À mon sens, le pire serait d’identifier une énième catégorie de "victimes" sans travailler sur la qualité des réponses qui seront apportées à ceux qui sont encouragés à se plaindre. Il se profile, et j’en suis heureuse, que les adultes, parents et enseignants doivent s’en mêler quel que soit l’âge de l’enfant. Ça n’a pas toujours été le cas. Tant qu'on a considéré qu'il fallait que les enfants s'endurcissent en règlant leurs problèmes entre eux, on a dénié l'impact de ces violences. Aujourd’hui, les parents sont déchirés entre l’hyperprotection et l’abstention pour soi-disant favoriser l’autonomie. Encore faut-il que les réactions soient proportionnées et adaptées. En l’absence de réponse de l’institution scolaire, certains parents vont directement au commissariat ou essayent de régler le problème directement avec les parents du harceleur ou avec l’enfant lui-même. Mais nombre d’enfants ne disent rien soit parce qu’ils ont peur des représailles, soit parce qu’ils ont honte, soit encore parce qu’à leurs yeux, la haine et la souffrance valent mieux que l’indifférence.

Du côté du harceleur et de ses parents, les choses ne sont pas simples d’autant que la distinction n’est pas toujours évidente : le harcelé à l’école n’a pas toujours conscience de harceler plus petit que lui à la maison et le harceleur peut être un ancien harcelé qui perçoit mal les conséquences de ses actes. Les parents du harceleur sur-réagissent ou minimisent mais ne sont pas aidés à comprendre qu’il s’agit d’un symptôme. Quant aux jeunes "témoins" à qui on enjoint de dénoncer les faits, ils sont pris dans un discours contradictoire qu’il conviendrait d’éclaircir sur les conditions qui justifient la dénonciation.

Quel constat peut-on faire des dispositifs anti-harcèlement à l'école ? En prenant en compte ce qui est mis en place fait à l'étranger, quelles leçons peut-on tirer ? Quelles ont été les méthodes les plus efficaces ? Et celles qui se sont avérées décevantes ?

Caroline Eliacheff : Etant déjà très en retard par rapport à d'autres pays, on peut espérer que nous n'allons pas tenter de refaire le monde. Car il est prouvé qu'on obtient toujours une baisse significative de la violence à l'école en mettant en pratique deux ordres de mesures: des règles et des sanctions précises condamnant toute violence ET une politique éducative globale impliquant TOUS les enfants, leurs parents, les enseignants qui n'ont, à ce jour, aucune formation pour répondre à ces situations. Ils  devront accepter, ce qui serait une révolution à l'Education Nationale, de traiter ce problème par une politique de prévention et de ne pas le traiter seuls.

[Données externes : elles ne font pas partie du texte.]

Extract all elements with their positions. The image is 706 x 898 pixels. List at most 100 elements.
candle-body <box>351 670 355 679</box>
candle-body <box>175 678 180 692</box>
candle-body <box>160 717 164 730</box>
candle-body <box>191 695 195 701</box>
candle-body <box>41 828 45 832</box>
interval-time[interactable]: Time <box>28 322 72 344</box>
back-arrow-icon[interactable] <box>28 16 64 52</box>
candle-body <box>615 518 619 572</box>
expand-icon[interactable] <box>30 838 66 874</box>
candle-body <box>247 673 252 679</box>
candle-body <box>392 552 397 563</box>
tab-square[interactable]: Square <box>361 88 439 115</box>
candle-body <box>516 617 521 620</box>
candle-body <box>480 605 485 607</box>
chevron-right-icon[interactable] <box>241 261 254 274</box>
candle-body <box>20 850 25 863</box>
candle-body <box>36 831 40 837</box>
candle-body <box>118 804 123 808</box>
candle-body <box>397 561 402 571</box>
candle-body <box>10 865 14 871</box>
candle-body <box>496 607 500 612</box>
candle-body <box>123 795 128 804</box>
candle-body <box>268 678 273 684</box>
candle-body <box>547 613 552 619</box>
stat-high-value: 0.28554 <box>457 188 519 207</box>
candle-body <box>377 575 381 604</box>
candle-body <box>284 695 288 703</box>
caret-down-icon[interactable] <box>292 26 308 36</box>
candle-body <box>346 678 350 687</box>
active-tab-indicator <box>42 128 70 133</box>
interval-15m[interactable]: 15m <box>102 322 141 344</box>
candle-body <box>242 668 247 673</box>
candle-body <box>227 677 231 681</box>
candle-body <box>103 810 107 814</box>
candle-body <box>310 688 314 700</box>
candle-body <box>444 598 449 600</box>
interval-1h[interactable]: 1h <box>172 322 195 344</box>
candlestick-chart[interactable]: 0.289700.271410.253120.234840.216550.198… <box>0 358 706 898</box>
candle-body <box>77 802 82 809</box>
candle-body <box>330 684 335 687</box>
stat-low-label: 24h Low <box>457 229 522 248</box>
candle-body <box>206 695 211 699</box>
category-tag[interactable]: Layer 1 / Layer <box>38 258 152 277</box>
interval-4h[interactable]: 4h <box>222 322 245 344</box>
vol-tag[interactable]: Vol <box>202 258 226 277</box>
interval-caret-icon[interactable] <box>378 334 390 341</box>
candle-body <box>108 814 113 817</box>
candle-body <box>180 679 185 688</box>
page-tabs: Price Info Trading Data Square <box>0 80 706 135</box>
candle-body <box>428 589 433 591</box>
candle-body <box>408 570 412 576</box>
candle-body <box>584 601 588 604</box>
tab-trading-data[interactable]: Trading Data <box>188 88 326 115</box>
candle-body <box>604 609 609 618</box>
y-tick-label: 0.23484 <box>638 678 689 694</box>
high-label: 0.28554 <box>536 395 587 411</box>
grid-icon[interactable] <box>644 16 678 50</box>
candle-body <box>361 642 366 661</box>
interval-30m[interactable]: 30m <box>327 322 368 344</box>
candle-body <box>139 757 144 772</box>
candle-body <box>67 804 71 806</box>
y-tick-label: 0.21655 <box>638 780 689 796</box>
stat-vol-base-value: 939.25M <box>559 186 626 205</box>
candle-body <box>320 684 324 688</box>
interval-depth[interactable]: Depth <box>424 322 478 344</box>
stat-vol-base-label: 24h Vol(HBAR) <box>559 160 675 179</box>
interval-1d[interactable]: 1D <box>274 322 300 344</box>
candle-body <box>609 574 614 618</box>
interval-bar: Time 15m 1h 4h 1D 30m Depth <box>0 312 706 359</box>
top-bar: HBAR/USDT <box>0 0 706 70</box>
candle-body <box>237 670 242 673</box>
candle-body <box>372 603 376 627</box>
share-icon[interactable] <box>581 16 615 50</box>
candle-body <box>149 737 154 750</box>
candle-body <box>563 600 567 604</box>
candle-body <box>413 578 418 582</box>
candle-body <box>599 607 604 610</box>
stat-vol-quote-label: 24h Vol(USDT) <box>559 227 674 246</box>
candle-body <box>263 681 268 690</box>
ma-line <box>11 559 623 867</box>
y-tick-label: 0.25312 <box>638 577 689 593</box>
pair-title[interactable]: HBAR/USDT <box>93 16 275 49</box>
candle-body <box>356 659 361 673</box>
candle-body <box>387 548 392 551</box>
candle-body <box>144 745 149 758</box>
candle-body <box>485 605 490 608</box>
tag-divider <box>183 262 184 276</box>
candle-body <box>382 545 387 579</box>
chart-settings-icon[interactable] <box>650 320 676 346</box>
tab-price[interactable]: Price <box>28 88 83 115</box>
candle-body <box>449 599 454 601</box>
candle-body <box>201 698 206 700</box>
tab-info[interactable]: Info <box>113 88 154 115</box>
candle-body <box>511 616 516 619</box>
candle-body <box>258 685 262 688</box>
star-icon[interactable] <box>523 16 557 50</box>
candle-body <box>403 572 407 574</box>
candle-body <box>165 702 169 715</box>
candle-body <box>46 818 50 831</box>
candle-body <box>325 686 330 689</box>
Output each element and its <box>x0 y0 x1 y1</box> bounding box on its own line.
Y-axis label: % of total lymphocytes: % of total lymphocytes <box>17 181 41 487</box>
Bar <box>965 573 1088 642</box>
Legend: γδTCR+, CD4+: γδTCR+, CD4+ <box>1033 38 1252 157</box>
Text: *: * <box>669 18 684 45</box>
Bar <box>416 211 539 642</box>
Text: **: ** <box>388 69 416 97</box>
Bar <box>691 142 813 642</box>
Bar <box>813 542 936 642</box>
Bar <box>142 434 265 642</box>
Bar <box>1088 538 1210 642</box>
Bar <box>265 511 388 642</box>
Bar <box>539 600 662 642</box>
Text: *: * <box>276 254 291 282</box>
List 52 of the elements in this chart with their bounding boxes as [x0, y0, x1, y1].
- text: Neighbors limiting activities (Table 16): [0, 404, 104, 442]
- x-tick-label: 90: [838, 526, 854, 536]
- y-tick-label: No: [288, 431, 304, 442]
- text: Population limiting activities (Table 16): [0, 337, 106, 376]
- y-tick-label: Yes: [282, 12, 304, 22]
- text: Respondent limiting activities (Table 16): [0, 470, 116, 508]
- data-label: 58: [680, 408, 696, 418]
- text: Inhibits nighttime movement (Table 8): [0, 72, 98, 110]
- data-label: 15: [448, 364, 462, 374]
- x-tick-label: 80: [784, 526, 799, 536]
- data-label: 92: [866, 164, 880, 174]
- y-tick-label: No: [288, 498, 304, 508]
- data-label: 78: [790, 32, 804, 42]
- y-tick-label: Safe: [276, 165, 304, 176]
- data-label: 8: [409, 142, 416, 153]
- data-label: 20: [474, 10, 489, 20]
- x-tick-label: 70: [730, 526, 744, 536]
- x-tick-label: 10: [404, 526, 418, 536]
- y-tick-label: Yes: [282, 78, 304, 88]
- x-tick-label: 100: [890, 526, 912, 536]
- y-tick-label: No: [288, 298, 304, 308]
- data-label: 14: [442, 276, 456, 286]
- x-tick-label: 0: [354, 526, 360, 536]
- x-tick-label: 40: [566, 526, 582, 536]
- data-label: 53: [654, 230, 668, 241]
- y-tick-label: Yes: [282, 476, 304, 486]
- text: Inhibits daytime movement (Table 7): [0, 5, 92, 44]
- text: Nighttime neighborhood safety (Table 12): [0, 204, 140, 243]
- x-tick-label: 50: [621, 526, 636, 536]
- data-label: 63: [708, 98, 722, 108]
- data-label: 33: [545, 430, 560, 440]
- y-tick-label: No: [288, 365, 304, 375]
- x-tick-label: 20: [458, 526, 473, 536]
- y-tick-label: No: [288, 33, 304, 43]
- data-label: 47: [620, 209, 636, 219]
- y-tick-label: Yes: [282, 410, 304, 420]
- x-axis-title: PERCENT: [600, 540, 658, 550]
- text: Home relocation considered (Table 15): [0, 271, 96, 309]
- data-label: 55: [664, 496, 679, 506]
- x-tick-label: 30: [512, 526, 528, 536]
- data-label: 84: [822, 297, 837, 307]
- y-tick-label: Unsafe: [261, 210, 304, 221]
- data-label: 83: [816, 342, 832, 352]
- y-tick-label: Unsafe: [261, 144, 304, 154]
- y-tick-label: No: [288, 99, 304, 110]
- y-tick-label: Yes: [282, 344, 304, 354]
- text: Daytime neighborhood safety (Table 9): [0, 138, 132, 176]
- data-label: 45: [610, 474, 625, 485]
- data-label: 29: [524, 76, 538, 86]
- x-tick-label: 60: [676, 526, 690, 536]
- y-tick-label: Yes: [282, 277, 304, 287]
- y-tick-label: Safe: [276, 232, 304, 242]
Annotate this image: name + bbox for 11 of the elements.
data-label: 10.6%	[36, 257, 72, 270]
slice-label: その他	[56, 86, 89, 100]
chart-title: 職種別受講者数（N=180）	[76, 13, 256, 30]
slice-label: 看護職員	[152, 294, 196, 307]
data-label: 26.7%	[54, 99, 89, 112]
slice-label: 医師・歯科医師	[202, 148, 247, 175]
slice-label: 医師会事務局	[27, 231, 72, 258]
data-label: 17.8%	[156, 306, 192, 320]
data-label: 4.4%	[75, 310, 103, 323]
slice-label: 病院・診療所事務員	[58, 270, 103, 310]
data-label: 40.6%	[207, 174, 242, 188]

Ce qui revient à dire que la répression isolée et les portiques de sécurité n'ont pas le même effet que la responsabilité partagée. À titre préventif, le jeu des trois figures  imaginé par Serge Tisseron pour les maternelles pose les bases de l’empathie et du sens moral. 

Peut-on vraiment prétendre éradiquer toute "violence" chez les enfants ? Ne faut-il pas mesurer ? Un monde sans enfants parfois joueur ou charieur, n'est-ce pas une fiction d'un monde aseptisé ?

Caroline Eliacheff : Je partage votre remarque sur la fiction d’un monde aseptisé ou la normalité s’apparenterait au bonheur, à la tranquillité à l’injonction permanente d’être "épanoui" dans un monde sans violence. Il s’agit bien sûr d’une illusion. L’éducation ne consiste pas à filtrer l’existence mais à permettre aux enfants de dépasser les épreuves inévitables auxquelles ils vont avoir à se confronter.